Sans croire devoir attendre la demande de renseignements que vous paraissez me destiner dès que mon adresse sera connue de vous, je m’empresse de vous signaler que vos services trouveront auprès de M. Lacollonge, industriel à Villeurbanne, toutes facilités pour constater l’efficacité de la méthode Pyram : une chaudière, rendue fumivore depuis deux mois, est e fonctionnement dans cette usine.
D’autre part, la mairie de Lyon a fait équiper par mes soins une chaudière du lavoir municipal de la rue Paul Bert, chaudière présentement en service.

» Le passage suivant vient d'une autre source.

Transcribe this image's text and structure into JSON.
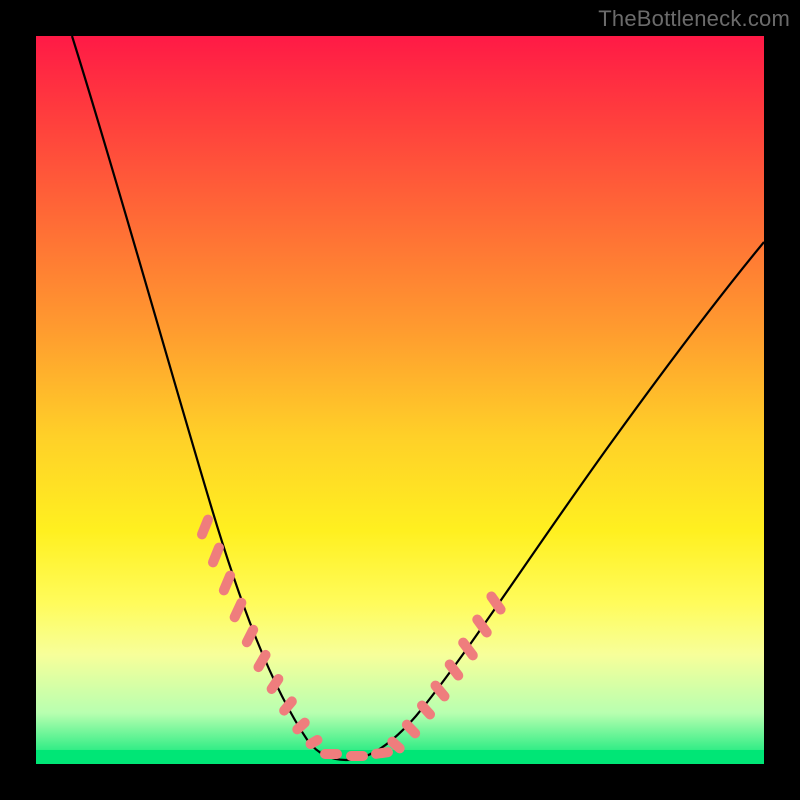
{
  "watermark": "TheBottleneck.com",
  "colors": {
    "dot": "#ef7d7d",
    "curve": "#000000",
    "green": "#00e676"
  },
  "chart_data": {
    "type": "line",
    "title": "",
    "xlabel": "",
    "ylabel": "",
    "xlim": [
      0,
      100
    ],
    "ylim": [
      0,
      100
    ],
    "grid": false,
    "legend": false,
    "annotations": [
      "TheBottleneck.com"
    ],
    "series": [
      {
        "name": "bottleneck-curve",
        "x": [
          5,
          10,
          15,
          20,
          23,
          26,
          29,
          31,
          33,
          35,
          37,
          40,
          43,
          47,
          52,
          58,
          65,
          73,
          82,
          92,
          100
        ],
        "y": [
          100,
          85,
          69,
          52,
          41,
          31,
          22,
          15,
          9,
          4,
          1,
          0,
          1,
          4,
          10,
          18,
          27,
          37,
          47,
          57,
          65
        ]
      }
    ],
    "highlight_segments": [
      {
        "side": "left",
        "x_range": [
          20,
          35
        ],
        "comment": "pink dotted segment on left branch descending toward trough"
      },
      {
        "side": "floor",
        "x_range": [
          35,
          45
        ],
        "comment": "pink dotted segment across the flat trough"
      },
      {
        "side": "right",
        "x_range": [
          45,
          58
        ],
        "comment": "pink dotted segment on right branch ascending from trough"
      }
    ],
    "markers_xy": [
      [
        21.5,
        46
      ],
      [
        22.8,
        41
      ],
      [
        24.0,
        36
      ],
      [
        25.3,
        31.5
      ],
      [
        26.5,
        27
      ],
      [
        27.6,
        23
      ],
      [
        28.7,
        19.5
      ],
      [
        29.7,
        16
      ],
      [
        30.6,
        13
      ],
      [
        31.5,
        10.5
      ],
      [
        32.4,
        8.2
      ],
      [
        33.2,
        6.3
      ],
      [
        34.0,
        4.7
      ],
      [
        34.8,
        3.3
      ],
      [
        35.5,
        2.2
      ],
      [
        36.5,
        1.3
      ],
      [
        37.5,
        0.8
      ],
      [
        38.5,
        0.5
      ],
      [
        39.5,
        0.4
      ],
      [
        40.5,
        0.5
      ],
      [
        41.5,
        0.8
      ],
      [
        42.5,
        1.3
      ],
      [
        43.5,
        2.0
      ],
      [
        44.5,
        3.0
      ],
      [
        45.5,
        4.3
      ],
      [
        46.5,
        5.8
      ],
      [
        47.5,
        7.5
      ],
      [
        48.7,
        9.5
      ],
      [
        50.0,
        12.0
      ],
      [
        51.3,
        14.8
      ],
      [
        52.7,
        17.8
      ],
      [
        54.2,
        21.0
      ],
      [
        55.7,
        24.5
      ]
    ]
  }
}
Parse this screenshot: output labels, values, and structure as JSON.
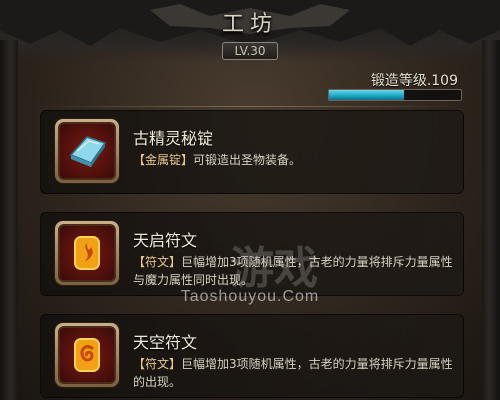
{
  "header": {
    "title": "工坊",
    "level_badge": "LV.30"
  },
  "forge": {
    "label": "锻造等级.109",
    "progress": 0.57
  },
  "items": [
    {
      "name": "古精灵秘锭",
      "tag": "【金属锭】",
      "desc": "可锻造出圣物装备。",
      "icon": "blue-ingot-icon"
    },
    {
      "name": "天启符文",
      "tag": "【符文】",
      "desc": "巨幅增加3项随机属性，古老的力量将排斥力量属性与魔力属性同时出现。",
      "icon": "flame-rune-icon"
    },
    {
      "name": "天空符文",
      "tag": "【符文】",
      "desc": "巨幅增加3项随机属性，古老的力量将排斥力量属性的出现。",
      "icon": "swirl-rune-icon"
    }
  ],
  "watermark": {
    "text": "Taoshouyou.Com",
    "big": "游戏"
  },
  "colors": {
    "progress_fill": "#1aa3bf",
    "tag": "#e9c98a",
    "icon_bg": "#7a1a14"
  }
}
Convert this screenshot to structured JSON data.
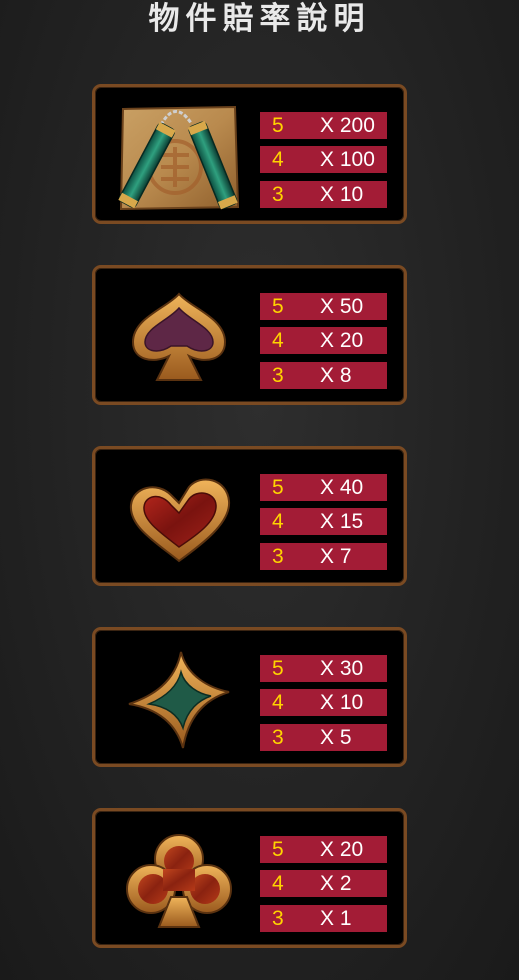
{
  "title": "物件賠率說明",
  "symbols": [
    {
      "icon": "nunchaku-icon",
      "payouts": [
        {
          "count": "5",
          "multiplier": "X 200"
        },
        {
          "count": "4",
          "multiplier": "X 100"
        },
        {
          "count": "3",
          "multiplier": "X 10"
        }
      ]
    },
    {
      "icon": "spade-icon",
      "payouts": [
        {
          "count": "5",
          "multiplier": "X 50"
        },
        {
          "count": "4",
          "multiplier": "X 20"
        },
        {
          "count": "3",
          "multiplier": "X 8"
        }
      ]
    },
    {
      "icon": "heart-icon",
      "payouts": [
        {
          "count": "5",
          "multiplier": "X 40"
        },
        {
          "count": "4",
          "multiplier": "X 15"
        },
        {
          "count": "3",
          "multiplier": "X 7"
        }
      ]
    },
    {
      "icon": "diamond-icon",
      "payouts": [
        {
          "count": "5",
          "multiplier": "X 30"
        },
        {
          "count": "4",
          "multiplier": "X 10"
        },
        {
          "count": "3",
          "multiplier": "X 5"
        }
      ]
    },
    {
      "icon": "club-icon",
      "payouts": [
        {
          "count": "5",
          "multiplier": "X 20"
        },
        {
          "count": "4",
          "multiplier": "X 2"
        },
        {
          "count": "3",
          "multiplier": "X 1"
        }
      ]
    }
  ],
  "colors": {
    "background": "#262626",
    "card_border": "#7a4a22",
    "pay_row": "#a31c36",
    "count_text": "#ffd400",
    "multiplier_text": "#ffffff"
  }
}
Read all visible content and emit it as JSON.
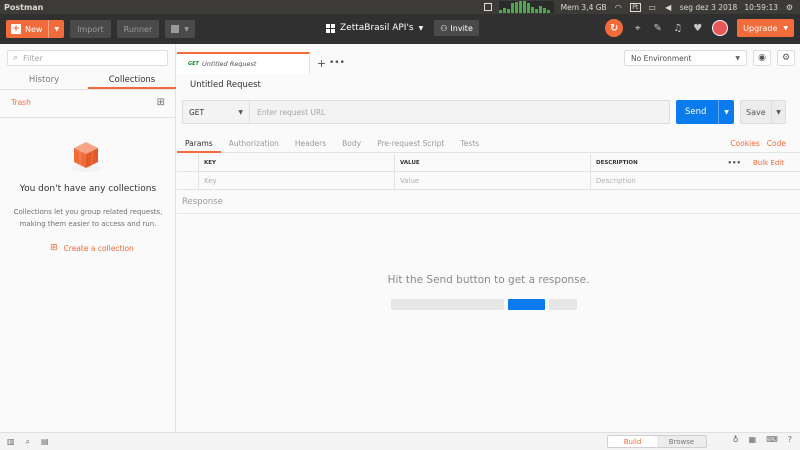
{
  "os": {
    "app_name": "Postman",
    "memory": "Mem 3,4 GB",
    "datetime": "seg dez  3 2018",
    "clock": "10:59:13",
    "pt_badge": "Pt"
  },
  "header": {
    "new_label": "New",
    "import_label": "Import",
    "runner_label": "Runner",
    "workspace_name": "ZettaBrasil API's",
    "invite_label": "Invite",
    "upgrade_label": "Upgrade"
  },
  "sidebar": {
    "filter_placeholder": "Filter",
    "tabs": [
      "History",
      "Collections"
    ],
    "active_tab": "Collections",
    "trash_label": "Trash",
    "empty_title": "You don't have any collections",
    "empty_desc": "Collections let you group related requests, making them easier to access and run.",
    "create_label": "Create a collection"
  },
  "request_tab": {
    "method": "GET",
    "title": "Untitled Request"
  },
  "environment": {
    "selected": "No Environment"
  },
  "request": {
    "title": "Untitled Request",
    "method": "GET",
    "url_placeholder": "Enter request URL",
    "send_label": "Send",
    "save_label": "Save"
  },
  "param_tabs": {
    "items": [
      "Params",
      "Authorization",
      "Headers",
      "Body",
      "Pre-request Script",
      "Tests"
    ],
    "active": "Params",
    "cookies": "Cookies",
    "code": "Code"
  },
  "params_table": {
    "headers": [
      "KEY",
      "VALUE",
      "DESCRIPTION"
    ],
    "placeholders": [
      "Key",
      "Value",
      "Description"
    ],
    "more": "•••",
    "bulk_edit": "Bulk Edit"
  },
  "response": {
    "label": "Response",
    "empty_text": "Hit the Send button to get a response."
  },
  "statusbar": {
    "build": "Build",
    "browse": "Browse"
  },
  "colors": {
    "accent": "#f26b3a",
    "send_blue": "#097bed",
    "header_bg": "#303030",
    "os_bar": "#3c3b37"
  }
}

Vous voudrez bien trouver, ci-inclus, compte rendu d’essais officiel pratiqués sur une chaudière de l’usine élévatoire de la ville de Paris : ils montrent que, loin de grever les frais généraux des industriels, l’adoption du Pyram doit permettre des économies appréciables de combustible.3
Pyram : essais comparatifs avec et sans Pyram sur chaudière Roser par les ingénieurs du service des essais de la préfecture de la Seine (usine élévatoire de Saint-Maur à Joinville), 19 décembre 1922.
Constat d’huissier du 18 octobre 1929, de Me Bollet, avec Jean Guien, directeur général de la société Pyram, sise 3 rue du Havre à Paris. Constat fait à Argenteuil, 8 rue de Grande Ceinture, dans les établissements Palladium.